The Ballad of the Flexible Bullet by Stephen King

“Clack-clack-clack, those tiny grunts and sobs of effort, and after every word that pallid ink- and dirt-streaked fist would come out between the B and the N and hammer down on the space bar. I don’t know exactly how long it went on. Seven minutes, maybe. Maybe ten. Or maybe forever.

“Finally the clacks stopped, and I realized I couldn’t hear him breathing anymore. Maybe he fainted…

maybe he just gave up and went away… or maybe he died. Had a heart attack or something. All I really know for sure is that the message was not finished. It read, completely in lowercase: rackne is dying its the little boy jimmy thorpe doesn’t know tell thorpe rackne is dying the little boy jimmy is killing rackne bel… and that was

all.

“I found the strength to get to my feet then, and I left the room. I walked in great big tippy-toe steps, as if I thought it had gone to sleep and if I made any of those flat echoey noises on the bare wood it would wake up and the typing would start again… and I thought if it did, the first clack would start me screaming. And then I would just go on until my heart or my head burst.

“My Chevy was in the parking lot down the street, all gassed and loaded and ready to go. I got in behind the wheel and remembered the bottle in my topcoat pocket. My hands were shaking so badly that I dropped it, but it landed on the seat and didn’t break.
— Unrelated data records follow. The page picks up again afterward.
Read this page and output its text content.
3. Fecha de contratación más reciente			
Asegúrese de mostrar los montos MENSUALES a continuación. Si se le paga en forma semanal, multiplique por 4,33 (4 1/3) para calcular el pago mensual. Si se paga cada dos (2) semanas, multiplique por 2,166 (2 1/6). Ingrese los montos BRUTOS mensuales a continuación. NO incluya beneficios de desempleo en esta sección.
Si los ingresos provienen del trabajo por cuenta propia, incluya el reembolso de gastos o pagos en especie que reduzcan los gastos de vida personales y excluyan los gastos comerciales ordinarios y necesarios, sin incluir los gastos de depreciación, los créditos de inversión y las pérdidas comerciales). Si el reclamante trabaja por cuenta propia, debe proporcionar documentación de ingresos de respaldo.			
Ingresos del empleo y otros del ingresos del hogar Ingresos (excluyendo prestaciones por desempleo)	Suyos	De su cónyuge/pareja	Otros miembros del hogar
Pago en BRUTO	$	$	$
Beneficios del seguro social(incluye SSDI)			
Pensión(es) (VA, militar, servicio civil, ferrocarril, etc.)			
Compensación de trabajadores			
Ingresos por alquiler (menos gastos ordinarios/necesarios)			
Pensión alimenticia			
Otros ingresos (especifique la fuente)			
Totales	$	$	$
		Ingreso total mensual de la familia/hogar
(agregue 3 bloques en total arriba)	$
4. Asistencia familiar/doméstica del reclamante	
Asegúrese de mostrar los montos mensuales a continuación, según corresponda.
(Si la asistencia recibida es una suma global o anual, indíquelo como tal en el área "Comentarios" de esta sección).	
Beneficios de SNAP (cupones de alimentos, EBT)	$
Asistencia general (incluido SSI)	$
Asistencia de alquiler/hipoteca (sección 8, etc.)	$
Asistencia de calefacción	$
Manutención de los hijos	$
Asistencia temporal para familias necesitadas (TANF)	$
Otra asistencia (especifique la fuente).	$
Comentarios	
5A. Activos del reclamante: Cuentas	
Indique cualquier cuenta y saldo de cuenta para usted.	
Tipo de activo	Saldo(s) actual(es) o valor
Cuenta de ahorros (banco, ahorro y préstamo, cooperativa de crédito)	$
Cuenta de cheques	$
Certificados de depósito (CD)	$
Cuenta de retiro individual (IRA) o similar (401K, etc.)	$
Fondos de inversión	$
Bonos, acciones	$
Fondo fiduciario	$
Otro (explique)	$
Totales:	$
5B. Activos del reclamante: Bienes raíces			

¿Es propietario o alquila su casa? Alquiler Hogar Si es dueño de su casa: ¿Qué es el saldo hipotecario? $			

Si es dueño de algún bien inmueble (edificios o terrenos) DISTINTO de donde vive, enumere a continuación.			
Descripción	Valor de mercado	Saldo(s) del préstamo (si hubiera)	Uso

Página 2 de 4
“I remembered the blackouts, and, my friends, right then a blackout was exactly what I wanted, and exactly what I got. I remember taking the first drink from the neck of the bottle, and the second. I remember turning the key over to accessory and getting Frank Sinatra on the radio singing “That Old Black Magic,’ which seemed fitting enough. Under the circumstances. So to speak. I remember singing along, and having a few more drinks. I was in the back row of the lot, and I could see the traffic light on the corner going through its paces. I kept thinking of those flat clacking sounds in the empty room, and the fading red light in the den. I kept thinking of those puffing sounds, as if some body-building elf had hung fishing sinkers on the ends of a Q-Tip and was doing bench presses inside my old typewriter. I kept seeing the pebbly surface on the back side of that torn scrap of wallpaper. My mind kept wanting to examine what must have gone on before I came back to the apartment… kept wanting to see it — him — Bellis — jumping up, grabbing the loose edge of the wallpaper by the door to the bedroom because it was the only thing left in the room approximating paper — hanging on —

finally tearing it loose and carrying it back to the typewriter on its — on his — head like the leaf of a nipa palm. I kept trying to imagine how he — it — could ever have run it into the typewriter. And none of that was blacking out so I kept drinking and Frank Sinatra stopped and there was an ad for Crazy Eddie’s and. then Sarah Vaughan came on singing ‘I’m Gonna Sit Right Down and Write Myself a Letter’ and that was something else I could relate to since I’d done just that recently or at least I’d thought I had up until tonight when something happened to give me cause to rethink my position on that matter so to speak and I sang along with good old Sarah Soul and right about then I must have achieved escape velocity because in the middle of the second chorus with no lag at all I was puking my guts out while somebody first thumped my back with his palms and then lifted my elbows behind me and put them down and then thumped my back with his palms again. That was the trucker. Every time he thumped I’d feel a great clot of liquid rise up in my throat and get ready to go back down except then.he’d lift my elbows and every time he lifted my elbows I’d puke again, and most of it wasn’t even Black Velvet but river water. When I was able to lift my head enough to look around it was six o’clock in the evening three days later and I was lying on the bank of the Jackson River in western Pennsylvania, about sixty miles north of Pittsburgh. My Chevy was sticking out of the river, rear end up. I could still read the McCarthy sticker on the bumper.